И Манфред погрузился в академические занятия с неменьшим энтузиазмом, чем в тренировки.

К этому времени он говорил по-немецки почти так же свободно, как на африкаансе, во всяком случае гораздо лучше, чем по-английски; на английском языке он говорил неохотно и с сильным акцентом. Римско-голландское право удовлетворяло его своей логичностью и глубокой философией, и кодекс Юстиниана он читал, как увлекательный роман; в то же время его заинтересовали политика и социология. Они с Рольфом бесконечно разговаривали и спорили, скрепляя при этом свою дружбу.

Боксерские успехи сделали его знаменитостью в Стелленбосском университете.

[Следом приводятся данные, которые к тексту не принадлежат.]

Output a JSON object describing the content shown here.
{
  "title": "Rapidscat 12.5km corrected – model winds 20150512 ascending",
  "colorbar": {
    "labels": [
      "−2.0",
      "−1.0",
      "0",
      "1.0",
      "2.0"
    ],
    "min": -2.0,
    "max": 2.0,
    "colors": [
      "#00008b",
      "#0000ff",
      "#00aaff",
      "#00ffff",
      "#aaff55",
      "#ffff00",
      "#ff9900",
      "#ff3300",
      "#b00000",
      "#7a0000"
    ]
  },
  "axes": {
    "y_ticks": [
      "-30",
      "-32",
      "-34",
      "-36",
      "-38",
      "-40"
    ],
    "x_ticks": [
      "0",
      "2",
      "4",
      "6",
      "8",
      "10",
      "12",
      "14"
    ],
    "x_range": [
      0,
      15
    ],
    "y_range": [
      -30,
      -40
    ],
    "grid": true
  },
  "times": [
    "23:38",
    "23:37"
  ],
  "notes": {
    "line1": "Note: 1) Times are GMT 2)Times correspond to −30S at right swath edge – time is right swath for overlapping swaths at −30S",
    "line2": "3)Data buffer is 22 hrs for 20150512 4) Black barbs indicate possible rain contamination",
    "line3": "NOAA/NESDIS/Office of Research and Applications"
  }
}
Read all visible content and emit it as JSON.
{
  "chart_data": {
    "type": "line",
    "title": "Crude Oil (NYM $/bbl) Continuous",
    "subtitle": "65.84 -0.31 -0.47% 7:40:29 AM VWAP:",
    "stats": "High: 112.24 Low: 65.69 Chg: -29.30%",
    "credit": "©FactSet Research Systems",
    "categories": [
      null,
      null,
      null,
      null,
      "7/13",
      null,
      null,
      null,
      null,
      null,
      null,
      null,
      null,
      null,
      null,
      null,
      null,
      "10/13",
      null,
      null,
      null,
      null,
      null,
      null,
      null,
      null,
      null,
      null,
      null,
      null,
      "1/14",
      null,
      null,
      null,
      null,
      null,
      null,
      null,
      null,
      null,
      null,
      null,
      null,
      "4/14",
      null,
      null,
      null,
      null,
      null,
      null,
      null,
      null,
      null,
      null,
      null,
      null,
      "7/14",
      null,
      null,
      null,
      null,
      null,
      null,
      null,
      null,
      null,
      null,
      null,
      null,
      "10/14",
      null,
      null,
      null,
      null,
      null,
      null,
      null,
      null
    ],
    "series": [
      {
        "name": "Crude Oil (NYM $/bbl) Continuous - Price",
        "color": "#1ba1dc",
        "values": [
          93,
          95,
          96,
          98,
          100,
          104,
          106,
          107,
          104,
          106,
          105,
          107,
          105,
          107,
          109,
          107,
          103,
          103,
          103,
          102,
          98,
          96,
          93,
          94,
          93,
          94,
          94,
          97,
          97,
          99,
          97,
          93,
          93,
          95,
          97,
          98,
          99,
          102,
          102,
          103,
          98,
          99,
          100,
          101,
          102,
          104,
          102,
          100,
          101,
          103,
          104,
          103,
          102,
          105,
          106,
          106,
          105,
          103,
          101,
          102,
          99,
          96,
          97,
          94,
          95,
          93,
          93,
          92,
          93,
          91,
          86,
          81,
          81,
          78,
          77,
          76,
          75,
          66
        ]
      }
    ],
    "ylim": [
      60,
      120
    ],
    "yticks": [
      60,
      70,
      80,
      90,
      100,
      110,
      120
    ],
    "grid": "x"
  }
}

Поэтому часть профессоров относилась к нему с особым вниманием и снисходительностью, другие вначале были настроены сознательно враждебно и вели себя с Манфредом так, словно он тупица, пока он не доказывал противоположное.

– Быть может, наш знаменитый боксер позволит нам прибегнуть к мощи его интеллекта и прольет свет на концепцию национал-большевизма?

Это сказал профессор политэкономии, высокий аскетический интеллектуал с проницательным взглядом мистика. Хотя родился он в Голландии, родители совсем маленьким привезли его в Южную Африку, и теперь доктор Хендрик Френч Верворд был одним из ведущих африкандерских интеллектуалов и защитником национальных прав своего народа. Его курс политической науки для первокурсников занимал всего один семестр, и все усилия он посвящал отдельным особо выделяемым им студентам. Сейчас он высокомерно улыбался, глядя, как Манфред медленно встает, собираясь с мыслями.

Доктор Верворд подождал несколько секунд и готов был усадить его – парень явно был тупицей, – когда Манфред начал отвечать; говорил он, старательно придерживаясь грамматической правильности речи и недавно приобретенного стелленбосского выговора, выработать который помогал ему Рольф, – этого «оксфордского» акцента африкандеров.

– В противоположность революционной идеологии традиционного большевизма, созданной под руководством Ленина, термин «национал-большевизм» первоначально использовался применительно к политике сопротивления Версальскому договору… – Доктор Верворд моргнул и перестал улыбаться. Парень за милю разглядел ловушку, сразу разделив эти две концепции.

– Вы можете сказать, кто разработал эту концепцию? – спросил доктор Верворд с нотками волнения в обычно холодном голосе.

– Мне кажется, эта мысль впервые была выдвинута в 1919 году Карлом Радеком. Он говорил о союзе отверженных государств, противостоящем общему врагу в лице Британии, Франции и Соединенных Штатов.

Профессор наклонился вперед, как сокол, готовый броситься на добычу.

– Как по-вашему, сэр, имеет ли эта или аналогичная доктрина ценность для современной политики Южной Африки?

До конца занятия они были заняты друг другом, а прочие студенты, избавленные от необходимости думать, слушали с различной степенью заинтересованности или скуки.